In any event, last Thursday the reading scooted up to 1.28, meaning on an up day, there was a lopsided bet the VIX would keep going down. The last three times we encountered readings so high the S&P went up for a day or two and then went plop.
But then came Friday with the S&P down, and sure it came back late in the day, but the VIX was red on the day. And the put/call ratio for the VIX? It swooned to .20. So, from an extreme high to an extreme low in 24 hours.
I went back five years and could only find one other example. Here’s the weird part: it was the exact same dates one year ago: September 5th and 6th. The market is in a very different place today than it was on those dates a year ago (the S&P had been correcting—about 5%--for the prior three weeks, which is not the case today).
I could rationalize this and say someone put on a very large trade that skewed these readings, but that would just be filed under the category of weird that the indicators haven’t budged for a month now.
The other oddity is that bonds have rallied big time, and the Utes are down five percent. While they don’t tend to go hand in hand, it is also unusual that you get such a big move in interest rates and Utes not only ignore it but slide.
I think the group rotation has folks shaking their heads. Very few groups have managed a trend in the last two months.

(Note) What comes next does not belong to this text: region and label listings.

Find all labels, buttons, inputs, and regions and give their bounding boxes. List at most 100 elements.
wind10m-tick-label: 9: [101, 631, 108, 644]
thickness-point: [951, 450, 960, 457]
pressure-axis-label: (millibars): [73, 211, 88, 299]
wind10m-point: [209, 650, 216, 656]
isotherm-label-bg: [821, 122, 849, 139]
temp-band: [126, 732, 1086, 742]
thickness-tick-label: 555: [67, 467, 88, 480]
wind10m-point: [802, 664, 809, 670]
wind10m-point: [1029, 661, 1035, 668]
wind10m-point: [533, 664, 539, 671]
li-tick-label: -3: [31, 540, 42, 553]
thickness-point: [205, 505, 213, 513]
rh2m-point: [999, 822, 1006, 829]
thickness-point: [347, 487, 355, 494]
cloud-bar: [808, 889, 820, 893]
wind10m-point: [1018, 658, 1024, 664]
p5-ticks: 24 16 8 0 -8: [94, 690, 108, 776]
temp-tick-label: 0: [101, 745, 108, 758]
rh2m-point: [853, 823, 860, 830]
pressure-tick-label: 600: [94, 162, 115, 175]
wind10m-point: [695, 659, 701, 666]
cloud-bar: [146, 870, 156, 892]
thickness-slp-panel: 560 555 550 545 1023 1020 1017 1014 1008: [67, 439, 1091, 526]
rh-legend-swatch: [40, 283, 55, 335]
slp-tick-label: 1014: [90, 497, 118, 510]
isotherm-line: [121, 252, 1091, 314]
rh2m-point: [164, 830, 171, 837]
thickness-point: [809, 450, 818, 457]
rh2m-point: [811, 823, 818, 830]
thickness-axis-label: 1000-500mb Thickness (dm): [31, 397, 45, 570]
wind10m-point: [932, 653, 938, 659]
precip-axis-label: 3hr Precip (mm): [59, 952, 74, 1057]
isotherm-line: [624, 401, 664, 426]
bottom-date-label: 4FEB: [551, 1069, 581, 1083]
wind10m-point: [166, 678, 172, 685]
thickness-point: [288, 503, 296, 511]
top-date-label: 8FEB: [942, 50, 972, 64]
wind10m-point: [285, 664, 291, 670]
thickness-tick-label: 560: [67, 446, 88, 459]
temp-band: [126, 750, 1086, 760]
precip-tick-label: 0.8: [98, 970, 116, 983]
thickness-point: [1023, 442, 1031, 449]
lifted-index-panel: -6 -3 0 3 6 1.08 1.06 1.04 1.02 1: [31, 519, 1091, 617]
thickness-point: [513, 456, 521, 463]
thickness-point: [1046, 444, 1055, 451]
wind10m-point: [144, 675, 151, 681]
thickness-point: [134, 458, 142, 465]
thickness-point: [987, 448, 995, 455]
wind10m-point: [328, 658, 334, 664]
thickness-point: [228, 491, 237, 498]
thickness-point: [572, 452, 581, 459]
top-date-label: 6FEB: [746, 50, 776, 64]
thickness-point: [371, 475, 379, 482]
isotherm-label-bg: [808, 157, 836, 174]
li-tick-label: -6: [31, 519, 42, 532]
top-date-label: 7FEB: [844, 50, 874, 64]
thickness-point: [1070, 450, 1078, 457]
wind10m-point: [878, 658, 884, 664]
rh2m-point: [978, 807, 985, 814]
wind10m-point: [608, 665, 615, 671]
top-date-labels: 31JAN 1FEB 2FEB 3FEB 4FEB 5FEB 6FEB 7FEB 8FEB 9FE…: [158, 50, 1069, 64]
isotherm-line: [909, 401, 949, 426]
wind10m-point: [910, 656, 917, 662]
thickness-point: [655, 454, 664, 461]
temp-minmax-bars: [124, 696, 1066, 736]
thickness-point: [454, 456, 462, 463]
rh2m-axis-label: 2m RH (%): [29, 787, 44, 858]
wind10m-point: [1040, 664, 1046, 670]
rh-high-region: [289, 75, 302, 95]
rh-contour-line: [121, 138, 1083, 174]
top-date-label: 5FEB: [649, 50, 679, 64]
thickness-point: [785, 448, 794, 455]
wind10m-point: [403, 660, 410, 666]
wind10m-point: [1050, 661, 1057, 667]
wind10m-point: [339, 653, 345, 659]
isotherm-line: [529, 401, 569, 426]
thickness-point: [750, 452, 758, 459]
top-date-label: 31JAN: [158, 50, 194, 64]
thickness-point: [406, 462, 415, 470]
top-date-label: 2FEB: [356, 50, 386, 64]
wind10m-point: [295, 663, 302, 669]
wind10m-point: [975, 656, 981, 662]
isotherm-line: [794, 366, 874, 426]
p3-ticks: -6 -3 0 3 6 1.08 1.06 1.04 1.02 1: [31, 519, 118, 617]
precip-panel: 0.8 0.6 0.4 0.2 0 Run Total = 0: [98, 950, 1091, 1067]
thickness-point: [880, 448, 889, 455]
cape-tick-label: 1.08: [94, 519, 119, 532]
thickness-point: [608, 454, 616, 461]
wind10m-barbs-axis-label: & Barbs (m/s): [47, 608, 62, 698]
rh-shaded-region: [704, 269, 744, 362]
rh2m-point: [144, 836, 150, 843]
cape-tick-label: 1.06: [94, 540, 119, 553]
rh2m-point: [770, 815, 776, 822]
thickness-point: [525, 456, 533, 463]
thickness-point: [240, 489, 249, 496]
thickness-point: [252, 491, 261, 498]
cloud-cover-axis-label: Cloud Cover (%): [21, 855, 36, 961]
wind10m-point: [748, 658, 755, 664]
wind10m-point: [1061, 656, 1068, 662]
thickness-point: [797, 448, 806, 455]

Even the banks, which had that great breakout two weeks and then, have done absolutely nothing. Only XME keeps on going. And the homies.
New Ideas
As noted above, the Utes are down five percent in the last five weeks. It’s probably why no one recommends them anymore! This 82-ish area is where I expect they will start to find support over the next few weeks. I think I am early; it will take some fits and starts for it to find footing.

Today’s Indicator
The new highs have increased but remain well below the reading from a month ago.

Q&A/Reader’s Feedback
Chipotle Mexican Grille CMG has a measured target off that break of around 40-42, so it ought to find some support in the next few days and bounce. I would be careful about overstaying my welcome, though, because in about six weeks, we’ll get into tax-loss selling season, and this appears to be a good candidate for it.
I would point out that Charter Communications CHTR has a similar look, and I would probably say the same thing about it: look for a bounce, but don’t fall in love because it is a candidate for tax loss selling as we get toward year-end. Both charts look like decent trades, but that’s it.

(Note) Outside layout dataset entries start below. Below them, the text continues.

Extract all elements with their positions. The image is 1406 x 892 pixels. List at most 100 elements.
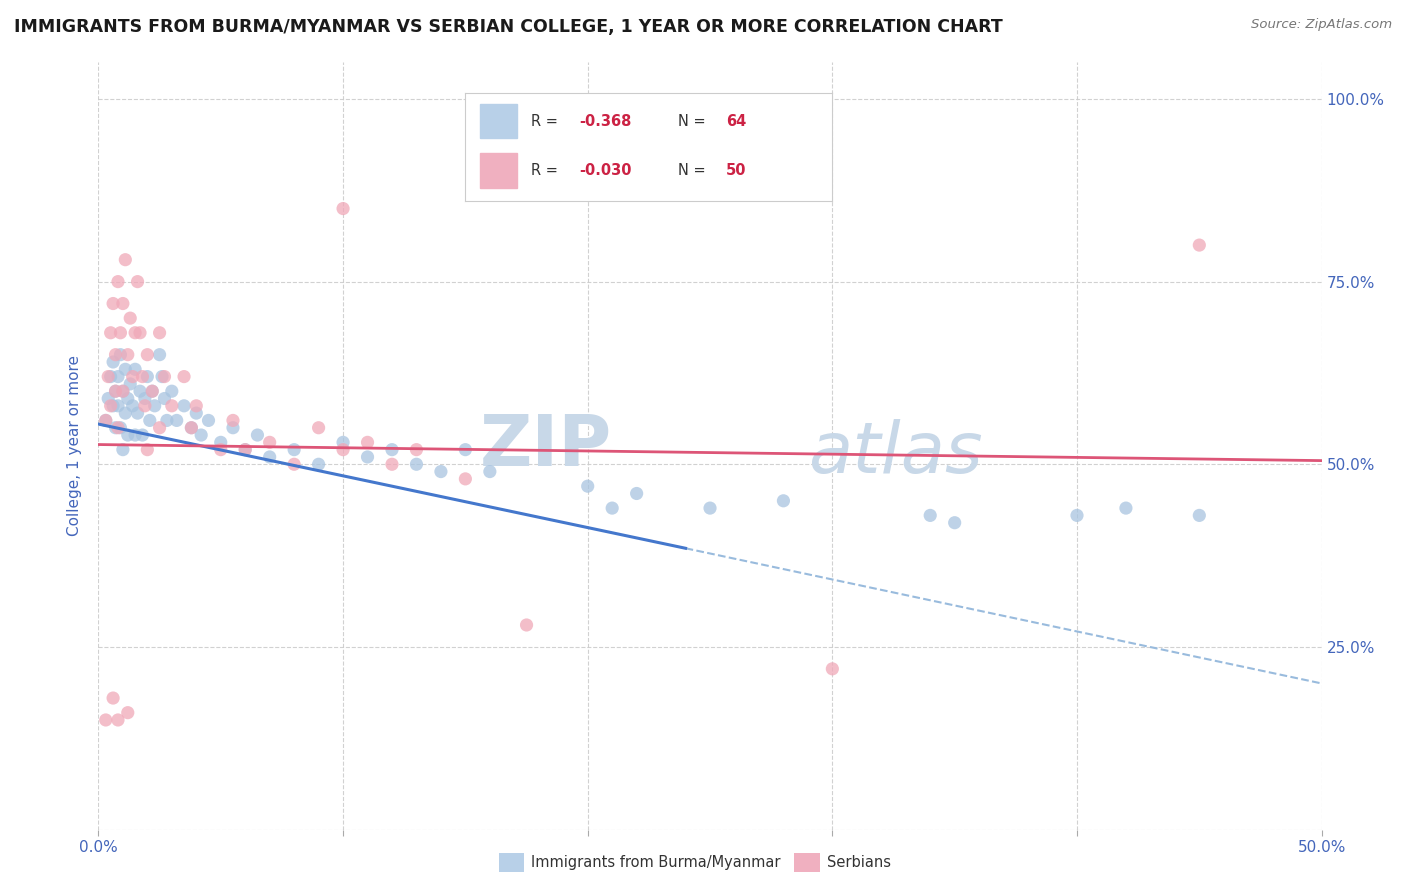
Point xyxy=(141,384,163,399)
Point xyxy=(478,465,501,479)
Point xyxy=(381,442,404,457)
Point xyxy=(104,348,127,362)
Point xyxy=(186,406,208,420)
Point xyxy=(209,435,232,450)
Point xyxy=(117,428,139,442)
Point xyxy=(233,442,256,457)
Point xyxy=(97,369,120,384)
Point xyxy=(104,384,127,399)
Point xyxy=(136,369,159,384)
Point xyxy=(117,348,139,362)
Point xyxy=(143,399,166,413)
Point xyxy=(131,369,153,384)
Point xyxy=(246,428,269,442)
Point xyxy=(117,706,139,720)
Point xyxy=(94,713,117,727)
Point xyxy=(180,421,202,435)
Point xyxy=(124,428,146,442)
Point xyxy=(186,399,208,413)
Point xyxy=(190,428,212,442)
Point xyxy=(259,450,281,464)
Point xyxy=(1066,508,1088,523)
Point xyxy=(332,435,354,450)
Point xyxy=(821,662,844,676)
Point xyxy=(430,465,453,479)
Point xyxy=(454,472,477,486)
Point xyxy=(149,421,172,435)
Point xyxy=(166,413,188,427)
Point xyxy=(150,369,173,384)
Point xyxy=(94,413,117,427)
Point xyxy=(121,369,143,384)
Point xyxy=(134,399,156,413)
Point xyxy=(111,442,134,457)
Point xyxy=(114,406,136,420)
Point xyxy=(405,442,427,457)
Point xyxy=(100,369,122,384)
Point xyxy=(515,618,537,632)
Point xyxy=(156,413,179,427)
Point xyxy=(180,421,202,435)
Point xyxy=(127,275,149,289)
Point xyxy=(626,486,648,500)
Point xyxy=(332,442,354,457)
Point xyxy=(209,442,232,457)
Point xyxy=(283,442,305,457)
Point xyxy=(104,384,127,399)
Point xyxy=(124,362,146,376)
Point xyxy=(107,421,129,435)
Point xyxy=(104,421,127,435)
Point xyxy=(332,202,354,216)
Point xyxy=(920,508,942,523)
Point xyxy=(101,691,124,706)
Point xyxy=(120,311,142,326)
Point xyxy=(197,413,219,427)
Text: Source: ZipAtlas.com: Source: ZipAtlas.com xyxy=(1251,18,1392,31)
Text: ZIP: ZIP xyxy=(479,411,612,481)
Point xyxy=(153,392,176,406)
Point xyxy=(114,252,136,267)
Point xyxy=(283,457,305,471)
Point xyxy=(1188,238,1211,252)
Point xyxy=(576,479,599,493)
Point xyxy=(356,435,378,450)
Point xyxy=(129,326,152,340)
Point xyxy=(141,384,163,399)
Point xyxy=(111,384,134,399)
Point xyxy=(173,369,195,384)
Point xyxy=(1188,508,1211,523)
Point xyxy=(111,296,134,310)
Point xyxy=(101,296,124,310)
Point xyxy=(1115,501,1137,516)
Point xyxy=(117,392,139,406)
Point xyxy=(173,399,195,413)
Point xyxy=(127,406,149,420)
Point xyxy=(139,413,162,427)
Point xyxy=(222,413,245,427)
Point xyxy=(259,435,281,450)
Point xyxy=(943,516,966,530)
Point xyxy=(100,399,122,413)
Point xyxy=(111,384,134,399)
Point xyxy=(107,369,129,384)
Text: Immigrants from Burma/Myanmar: Immigrants from Burma/Myanmar xyxy=(531,855,780,870)
Point xyxy=(600,501,623,516)
Point xyxy=(356,450,378,464)
Point xyxy=(110,421,132,435)
Point xyxy=(160,384,183,399)
Point xyxy=(699,501,721,516)
Point xyxy=(107,275,129,289)
Point xyxy=(136,442,159,457)
Point xyxy=(160,399,183,413)
Point xyxy=(121,399,143,413)
Point xyxy=(149,348,172,362)
Point xyxy=(107,399,129,413)
Point xyxy=(101,355,124,369)
Point xyxy=(101,399,124,413)
Point xyxy=(149,326,172,340)
Point xyxy=(308,457,330,471)
Text: IMMIGRANTS FROM BURMA/MYANMAR VS SERBIAN COLLEGE, 1 YEAR OR MORE CORRELATION CHA: IMMIGRANTS FROM BURMA/MYANMAR VS SERBIAN… xyxy=(14,18,1002,36)
Point xyxy=(233,442,256,457)
Text: atlas: atlas xyxy=(808,419,983,488)
Point xyxy=(381,457,404,471)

Advanced Micro Devices AMD hit its measured target when it got to 180, so I would need a new pattern to set up for me to like it again. However, in the very near term, it’s got support around 145 and a gap fill, so it ought to bounce from that area. The top it has just built is small and measures to 140. So if it can’t bounce from 145-ish, then I’d look for a bounce from 140-ish. If it can’t bounce until it gets to 140, then 160 resistance will loom large. I don’t love bottom fishing in it right now.

Rio Tinto RIO is a nice big base. It is also an ADR, so it trades very gappy, which means you could wake up tomorrow with the stock down several bucks. However, if you have patience for the gyrations, this is a good chart. I would like to see it stay over 60.

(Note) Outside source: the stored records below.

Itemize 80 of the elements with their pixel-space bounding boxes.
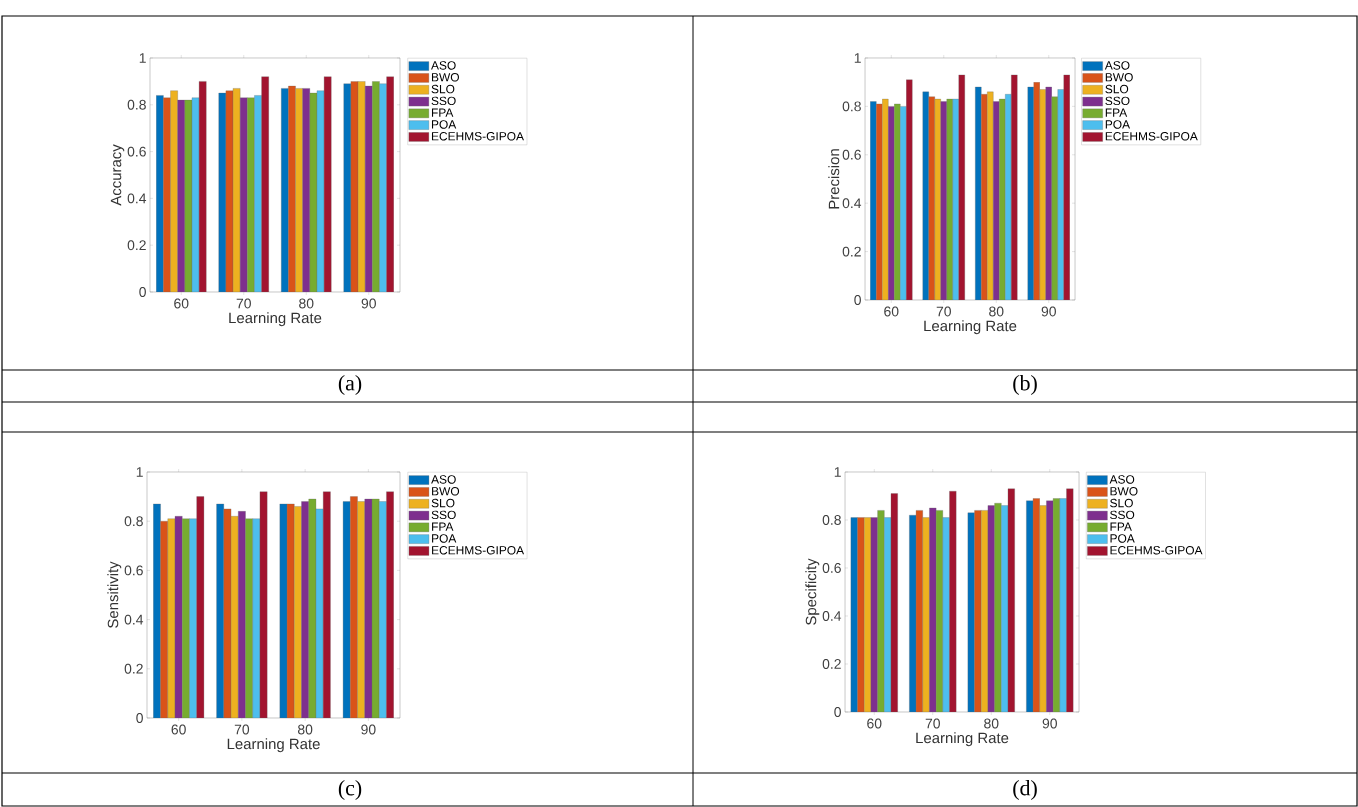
x-tick-label: 60 <box>884 306 899 317</box>
legend-label: FPA <box>1105 108 1128 117</box>
legend-label: SSO <box>431 96 456 106</box>
legend-label: ECEHMS-GIPOA <box>431 132 524 141</box>
y-tick-label: 0 <box>854 295 861 305</box>
legend-label: POA <box>1110 534 1135 543</box>
legend-label: FPA <box>1110 522 1132 531</box>
y-tick-label: 1 <box>854 53 861 63</box>
x-axis-title: Learning Rate <box>916 732 1009 747</box>
legend-label: BWO <box>431 73 459 82</box>
y-tick-label: 0 <box>139 287 146 297</box>
legend-label: SSO <box>1110 510 1135 520</box>
y-axis-title: Accuracy <box>110 144 125 206</box>
legend-label: POA <box>1105 120 1131 129</box>
x-tick-label: 60 <box>867 718 882 729</box>
legend-label: BWO <box>1110 487 1138 496</box>
x-tick-label: 70 <box>936 306 951 317</box>
x-tick-label: 70 <box>925 718 940 729</box>
legend-label: BWO <box>1105 73 1133 82</box>
x-tick-label: 80 <box>984 718 999 729</box>
x-tick-label: 80 <box>297 724 313 735</box>
x-axis-title: Learning Rate <box>924 320 1017 335</box>
text: (c) <box>338 780 362 800</box>
y-tick-label: 0.2 <box>127 240 146 251</box>
x-tick-label: 70 <box>234 724 250 735</box>
legend-label: ECEHMS-GIPOA <box>1110 546 1203 555</box>
y-tick-label: 0.8 <box>124 516 143 527</box>
legend-label: SLO <box>1110 498 1133 508</box>
legend-label: FPA <box>432 522 454 531</box>
y-tick-label: 1 <box>834 467 841 477</box>
y-tick-label: 0.6 <box>127 146 146 157</box>
y-tick-label: 0.8 <box>822 515 841 525</box>
legend-label: SLO <box>431 84 455 94</box>
y-tick-label: 0.6 <box>124 565 143 576</box>
legend-label: ASO <box>1109 475 1135 484</box>
y-axis-title: Precision <box>828 149 840 209</box>
y-tick-label: 0.8 <box>127 99 146 110</box>
legend-label: SLO <box>1105 84 1129 94</box>
x-axis-title: Learning Rate <box>229 312 322 327</box>
x-tick-label: 60 <box>171 724 186 735</box>
x-tick-label: 90 <box>361 724 376 735</box>
x-tick-label: 80 <box>299 298 314 309</box>
text: (b) <box>1013 375 1037 395</box>
legend-label: POA <box>431 120 457 129</box>
legend-label: ASO <box>431 475 456 484</box>
legend-label: ASO <box>431 61 456 70</box>
legend-label: SSO <box>1105 96 1130 106</box>
legend-label: ECEHMS-GIPOA <box>432 546 525 555</box>
y-tick-label: 0.4 <box>842 198 862 209</box>
legend-label: SSO <box>431 510 456 520</box>
y-tick-label: 0.2 <box>842 246 861 257</box>
y-tick-label: 0.4 <box>822 611 842 621</box>
x-tick-label: 90 <box>1041 306 1056 317</box>
x-tick-label: 90 <box>361 298 376 309</box>
legend-label: FPA <box>431 108 454 117</box>
y-tick-label: 0.2 <box>124 663 143 674</box>
y-tick-label: 0.4 <box>127 193 147 204</box>
x-axis-title: Learning Rate <box>227 738 320 753</box>
x-tick-label: 60 <box>174 298 189 309</box>
legend-label: BWO <box>432 487 460 496</box>
y-tick-label: 0.2 <box>822 659 841 669</box>
legend-label: ASO <box>1104 61 1130 70</box>
y-tick-label: 1 <box>136 467 143 477</box>
y-tick-label: 0.8 <box>842 101 861 112</box>
legend-label: POA <box>432 534 457 543</box>
y-tick-label: 0.6 <box>822 563 841 573</box>
y-tick-label: 0 <box>834 707 841 717</box>
x-tick-label: 80 <box>989 306 1004 317</box>
y-tick-label: 0.6 <box>842 149 861 160</box>
y-axis-title: Specificity <box>805 558 820 625</box>
y-tick-label: 1 <box>139 53 146 63</box>
legend-label: SLO <box>431 498 455 508</box>
legend-label: ECEHMS-GIPOA <box>1105 132 1198 141</box>
text: (d) <box>1013 780 1037 800</box>
x-tick-label: 90 <box>1042 718 1057 729</box>
x-tick-label: 70 <box>236 298 251 309</box>
text: (a) <box>338 375 362 395</box>
y-axis-title: Sensitivity <box>107 561 122 628</box>
y-tick-label: 0 <box>136 713 143 723</box>
y-tick-label: 0.4 <box>124 614 144 625</box>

I had wanted Amazon AMZN to visit that uptrend line around 215 one more time after its earnings gap down, but it did not. Now there is the dilemma: do I anticipate a move up and over that downtrend line, or do I wait for the breakout over it? I am inclined to wait for the breakout just because so many charts are like this: the same place they were a month ago. See my comments on the banks above.

Meta META hasn’t done anything wrong yet. It broke out, had very little follow-through, and then tested the breakout. So as long as it stays over 725-ish, the chart is fine.